Quo Vadis Sistem Pemilukada: Menjerat Kepala Daerah Menjadi Koruptor

OPERASI Tangkap Tangan (OTT) yang dilakukan Komisi Pemberantasan Korupsi (KPK) terhadap Bupati Lampung Tengah dan sejumlah anggota Dewan Perwakilan Rakyat Daerah (DPRD) kembali menambah panjang daftar kepala daerah yang terjerat korupsi. Fenomena ini kian menyadarkan publik bahwa sistem Pemilukada yang kita anut mengandung lubang struktural yang belum tertutup.

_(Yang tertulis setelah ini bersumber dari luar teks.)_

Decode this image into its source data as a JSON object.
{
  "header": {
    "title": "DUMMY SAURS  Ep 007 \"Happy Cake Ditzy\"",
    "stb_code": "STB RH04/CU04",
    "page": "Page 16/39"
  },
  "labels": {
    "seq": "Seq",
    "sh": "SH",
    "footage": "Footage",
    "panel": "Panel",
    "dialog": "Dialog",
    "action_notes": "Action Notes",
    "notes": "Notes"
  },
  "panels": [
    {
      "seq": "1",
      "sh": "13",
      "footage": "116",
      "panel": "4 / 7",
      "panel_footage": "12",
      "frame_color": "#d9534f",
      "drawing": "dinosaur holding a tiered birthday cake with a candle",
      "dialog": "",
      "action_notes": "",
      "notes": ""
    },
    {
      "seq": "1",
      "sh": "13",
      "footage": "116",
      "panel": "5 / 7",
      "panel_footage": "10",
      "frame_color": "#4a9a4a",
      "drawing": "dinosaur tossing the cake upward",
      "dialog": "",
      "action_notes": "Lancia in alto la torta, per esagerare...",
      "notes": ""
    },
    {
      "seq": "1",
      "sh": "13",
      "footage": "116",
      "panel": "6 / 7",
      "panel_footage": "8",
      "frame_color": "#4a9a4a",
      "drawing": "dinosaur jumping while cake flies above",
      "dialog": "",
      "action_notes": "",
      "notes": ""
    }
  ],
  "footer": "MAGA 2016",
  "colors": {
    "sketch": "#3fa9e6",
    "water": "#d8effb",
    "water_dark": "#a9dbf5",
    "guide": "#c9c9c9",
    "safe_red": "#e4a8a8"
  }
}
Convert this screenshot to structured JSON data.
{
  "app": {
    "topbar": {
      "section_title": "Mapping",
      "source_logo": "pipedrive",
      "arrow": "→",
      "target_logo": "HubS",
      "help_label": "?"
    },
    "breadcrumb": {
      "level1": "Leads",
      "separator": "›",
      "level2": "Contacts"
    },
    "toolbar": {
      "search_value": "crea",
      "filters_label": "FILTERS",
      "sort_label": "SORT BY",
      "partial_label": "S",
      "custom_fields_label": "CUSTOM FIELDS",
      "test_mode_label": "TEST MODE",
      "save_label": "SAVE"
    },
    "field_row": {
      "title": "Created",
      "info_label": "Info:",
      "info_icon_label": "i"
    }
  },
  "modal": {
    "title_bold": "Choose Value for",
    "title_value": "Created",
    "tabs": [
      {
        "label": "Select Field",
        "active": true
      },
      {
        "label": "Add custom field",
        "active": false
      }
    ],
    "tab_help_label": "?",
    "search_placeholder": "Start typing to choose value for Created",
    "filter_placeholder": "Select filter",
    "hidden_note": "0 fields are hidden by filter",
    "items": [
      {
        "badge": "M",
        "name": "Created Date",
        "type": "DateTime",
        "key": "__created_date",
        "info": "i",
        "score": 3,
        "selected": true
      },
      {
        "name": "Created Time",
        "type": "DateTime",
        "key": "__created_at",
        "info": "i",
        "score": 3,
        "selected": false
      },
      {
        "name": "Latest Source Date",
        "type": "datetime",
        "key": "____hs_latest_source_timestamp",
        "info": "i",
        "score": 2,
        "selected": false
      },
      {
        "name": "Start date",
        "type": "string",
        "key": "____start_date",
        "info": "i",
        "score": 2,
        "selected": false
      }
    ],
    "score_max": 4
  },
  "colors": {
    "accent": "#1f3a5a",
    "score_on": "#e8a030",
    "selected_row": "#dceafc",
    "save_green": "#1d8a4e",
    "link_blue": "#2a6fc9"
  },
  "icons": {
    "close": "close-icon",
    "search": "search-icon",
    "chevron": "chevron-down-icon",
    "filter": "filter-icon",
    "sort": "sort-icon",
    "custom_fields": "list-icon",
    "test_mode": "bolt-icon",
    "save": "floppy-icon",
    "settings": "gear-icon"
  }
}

Kepala daerah yang lahir dari proses demokrasi justru kerap terperangkap dalam pusaran politik transaksional yang menggerogoti integritas pemerintahan daerah. Akar persoalan dapat ditelusuri dari biaya politik pemilukada yang semakin mahal. Untuk menjadi calon saja, kandidat harus menempuh proses politik panjang, termasuk membangun jejaring partai, menggalang dukungan, hingga membiayai kampanye.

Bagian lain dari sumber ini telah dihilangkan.